Data Engineering/Systems/Archiva

Apache Archiva is a Maven Build Artifact Repository Manager, similar to Nexus and Artifactory. WMF uses Archiva as its sole Java build repository, and uses it in a unique way for production deployments of artifacts via Scap and git-fat.

Our Archiva instance is at archiva.wikimedia.org.

Setup

Archiva was chosen over other Maven Repository Managers because it supports all of the features we need, and is 100% open source. You can see a comparison of Archiva against the other two major Maven Repository Managers.

Our Archiva is configured in a slightly non-standard way. We wanted to have complete control over the build and deploy environments used by developers and by production. Usually, organizations will maintain their own Maven repository so that developers and deployments do not need to download build dependencies from the internet every time they need to build. This is done mainly to reduce network traffic. Proxies are maintained between the organization's Maven repository and other Maven repositories out there (e.g. Maven Central, Cloudera, etc.). Dependencies are transparently proxied and cached by the org's Maven repository. Future builds that require cached dependencies will just download them from the org's Maven repository.

Repositories

mirrored - Mirrors artifacts proxied from Cloudera, Spark and Central. Manual uploads to this repository are not expected.
releases - WMF versioned releases (expected to contain only WMF packaged software).
snapshots - WMF snapshot jars/artifacts.
python - WMF Python packaging (experimental?)

Development

You'll need Maven installed locally in order to use Archiva and build JVM based projects.

Setup a master password

The password to reach out Archiva has to be locally encrypted. That is done using a master password which is detailed at: https://maven.apache.org/guides/mini/guide-encryption.html#how-to-create-a-master-password

Using pom.xml

This is the preferred way of building from Archiva. Your project's main pom.xml should include repository settings to disable maven central and enable wikimedia Archiva repositories.
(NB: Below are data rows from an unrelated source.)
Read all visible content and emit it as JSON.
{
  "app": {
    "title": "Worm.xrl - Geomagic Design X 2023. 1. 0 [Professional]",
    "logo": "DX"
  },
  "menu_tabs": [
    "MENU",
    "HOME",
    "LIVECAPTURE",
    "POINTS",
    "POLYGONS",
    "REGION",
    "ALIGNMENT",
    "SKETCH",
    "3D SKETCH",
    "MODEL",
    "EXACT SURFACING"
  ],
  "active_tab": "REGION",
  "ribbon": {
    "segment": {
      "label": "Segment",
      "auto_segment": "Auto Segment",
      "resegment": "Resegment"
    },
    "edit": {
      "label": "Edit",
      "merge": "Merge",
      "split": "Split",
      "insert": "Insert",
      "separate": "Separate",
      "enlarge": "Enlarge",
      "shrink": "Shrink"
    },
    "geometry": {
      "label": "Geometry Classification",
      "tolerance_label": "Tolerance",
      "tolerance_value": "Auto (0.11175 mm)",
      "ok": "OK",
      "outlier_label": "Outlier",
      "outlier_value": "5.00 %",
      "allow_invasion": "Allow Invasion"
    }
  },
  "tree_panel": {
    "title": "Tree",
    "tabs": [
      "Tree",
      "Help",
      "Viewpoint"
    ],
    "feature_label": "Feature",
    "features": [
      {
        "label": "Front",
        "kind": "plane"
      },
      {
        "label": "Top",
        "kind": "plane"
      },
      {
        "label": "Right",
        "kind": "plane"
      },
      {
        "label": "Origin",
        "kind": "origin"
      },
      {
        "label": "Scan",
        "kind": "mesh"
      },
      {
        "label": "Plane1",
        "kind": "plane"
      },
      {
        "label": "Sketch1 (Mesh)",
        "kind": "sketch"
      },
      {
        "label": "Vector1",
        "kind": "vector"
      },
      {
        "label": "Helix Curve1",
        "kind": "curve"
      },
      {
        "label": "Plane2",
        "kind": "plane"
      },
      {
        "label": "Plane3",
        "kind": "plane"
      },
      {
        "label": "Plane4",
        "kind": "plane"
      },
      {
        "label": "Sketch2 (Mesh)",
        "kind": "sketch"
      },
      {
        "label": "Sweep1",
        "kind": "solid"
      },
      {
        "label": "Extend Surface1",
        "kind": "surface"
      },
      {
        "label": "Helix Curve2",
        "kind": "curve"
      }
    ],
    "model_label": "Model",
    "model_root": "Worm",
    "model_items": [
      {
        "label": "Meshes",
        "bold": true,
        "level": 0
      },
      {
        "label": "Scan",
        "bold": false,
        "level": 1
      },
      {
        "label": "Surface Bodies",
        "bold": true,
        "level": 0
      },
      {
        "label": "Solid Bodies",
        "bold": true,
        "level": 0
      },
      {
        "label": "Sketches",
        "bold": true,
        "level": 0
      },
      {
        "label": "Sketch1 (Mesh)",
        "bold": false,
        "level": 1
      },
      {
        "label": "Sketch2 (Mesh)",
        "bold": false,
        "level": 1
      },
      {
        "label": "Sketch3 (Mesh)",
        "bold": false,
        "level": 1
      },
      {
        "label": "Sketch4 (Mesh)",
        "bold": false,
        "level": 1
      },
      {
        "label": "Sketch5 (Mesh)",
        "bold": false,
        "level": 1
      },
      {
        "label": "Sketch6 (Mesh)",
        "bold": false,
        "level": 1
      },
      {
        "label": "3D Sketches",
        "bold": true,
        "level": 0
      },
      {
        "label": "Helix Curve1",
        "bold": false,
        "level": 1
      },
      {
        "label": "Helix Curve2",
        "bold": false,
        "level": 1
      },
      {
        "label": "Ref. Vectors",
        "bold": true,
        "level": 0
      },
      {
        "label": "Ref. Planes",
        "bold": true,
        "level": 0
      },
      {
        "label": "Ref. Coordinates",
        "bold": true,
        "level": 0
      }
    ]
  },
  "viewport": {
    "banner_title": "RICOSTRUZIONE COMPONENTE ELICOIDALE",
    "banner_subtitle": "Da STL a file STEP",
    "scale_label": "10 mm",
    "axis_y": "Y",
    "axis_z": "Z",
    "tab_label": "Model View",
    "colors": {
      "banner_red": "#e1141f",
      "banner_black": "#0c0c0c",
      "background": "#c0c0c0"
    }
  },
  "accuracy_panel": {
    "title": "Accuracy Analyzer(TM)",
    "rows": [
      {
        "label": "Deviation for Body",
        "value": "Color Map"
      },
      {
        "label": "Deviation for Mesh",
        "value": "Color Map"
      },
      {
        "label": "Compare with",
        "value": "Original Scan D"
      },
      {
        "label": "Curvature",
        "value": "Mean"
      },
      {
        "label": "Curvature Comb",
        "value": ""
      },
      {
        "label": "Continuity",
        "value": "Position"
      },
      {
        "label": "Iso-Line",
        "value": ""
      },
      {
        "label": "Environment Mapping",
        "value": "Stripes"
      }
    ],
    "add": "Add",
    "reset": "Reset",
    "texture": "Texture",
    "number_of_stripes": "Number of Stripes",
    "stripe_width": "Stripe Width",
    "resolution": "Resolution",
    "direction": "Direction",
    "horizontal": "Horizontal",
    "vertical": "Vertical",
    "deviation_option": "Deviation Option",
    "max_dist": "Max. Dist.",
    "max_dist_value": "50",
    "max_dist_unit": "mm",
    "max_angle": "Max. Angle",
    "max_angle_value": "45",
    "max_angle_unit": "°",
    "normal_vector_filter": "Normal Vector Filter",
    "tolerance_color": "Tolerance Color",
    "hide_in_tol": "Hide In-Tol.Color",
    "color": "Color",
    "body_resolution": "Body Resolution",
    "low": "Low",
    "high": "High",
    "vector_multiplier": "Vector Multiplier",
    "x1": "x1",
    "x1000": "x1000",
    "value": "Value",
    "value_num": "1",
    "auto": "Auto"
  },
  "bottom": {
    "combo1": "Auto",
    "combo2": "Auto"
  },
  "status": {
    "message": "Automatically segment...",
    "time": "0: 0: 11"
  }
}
Edit your pom.xml file and add the following:

    <repositories>
        <!-- disable Maven central -->
        <repository>
            <id>central</id>
            <url>http://repo1.maven.org/maven2</url>
            <releases>
                <enabled>false</enabled>
            </releases>
            <snapshots>
                <enabled>false</enabled>
            </snapshots>
        </repository>

        <!-- Repository information for archiva.wikimedia.org. -->
        <repository>
            <id>wikimedia.mirrored</id>
            <name>Wikimedia Mirrored Repository</name>
            <url>https://archiva.wikimedia.org/repository/mirrored</url>
            <releases>
                <enabled>true</enabled>
                <checksumPolicy>fail</checksumPolicy>
            </releases>
            <snapshots>
                <enabled>false</enabled>
            </snapshots>
        </repository>

        <repository>
            <id>wikimedia.releases</id>
            <name>Wikimedia Release Repository</name>
            <url>https://archiva.wikimedia.org/repository/releases</url>
            <releases>
                <enabled>true</enabled>
                <checksumPolicy>fail</checksumPolicy>
            </releases>
            <snapshots>
                <enabled>false</enabled>
            </snapshots>
        </repository>

        <repository>
            <id>wikimedia.snaphots</id>
            <name>Wikimedia Snapshot Repository</name>
            <url>https://archiva.wikimedia.org/repository/snapshots</url>
            <releases>
                <enabled>false</enabled>
            </releases>
            <snapshots>
                <enabled>true</enabled>
                <checksumPolicy>fail</checksumPolicy>
            </snapshots>
        </repository>

        <!-- Only necessary if uploading python wheels. Needs to be in ~/.m2/settings.xml described in next section -->
        <repository>
            <id>wikimedia.python</id>
            <name>Wikimedia Python Repository</name>
            <url>https://archiva.wikimedia.org/repository/python</url>
            <releases>
                <enabled>true</enabled>
                <checksumPolicy>fail</checksumPolicy>
            </releases>
            <snapshots>
                <enabled>false</enabled>
            </snapshots>
        </repository>
    </repositories>

    <pluginRepositories>
        <!-- disable Maven central -->
        <pluginRepository>
            <id>central</id>
            <url>http://repo1.maven.org/maven2</url>
            <releases>
                <enabled>false</enabled>
            </releases>
            <snapshots>
                <enabled>false</enabled>
            </snapshots>
        </pluginRepository>

        <pluginRepository>
            <id>wikimedia.mirrored</id>
            <name>Wikimedia Mirrored Repository</name>
            <url>https://archiva.wikimedia.org/repository/mirrored/</url>
        </pluginRepository>
    </pluginRepositories>

Using settings.xml

Maven keeps its global settings and cached artifacts in ~/.m2. If you don't want to modify your project's pom.xml file, you may instead edit ~/.m2/settings.xml and add the same repository information from above inside of a <profile> tag:

<settings>
    <profiles>
	<profile>
	    <id>force-wikimedia-archiva</id>

            ### COPY/PASTE <repositories> and <pluginRepositories> information from above here. ###

	</profile>
    </profiles>

    <activeProfiles>
        <activeProfile>force-wikimedia-archiva</activeProfile>
    </activeProfiles>
</settings>

Deploy to Archiva

Once your pom.xml or ~/.m2/settings.xml has repository information, you should be able to build your projects using Archiva. If you want to deploy a snapshot or a release to Archiva, you'll need to add distributionManagement configs to your project's main pom.xml file.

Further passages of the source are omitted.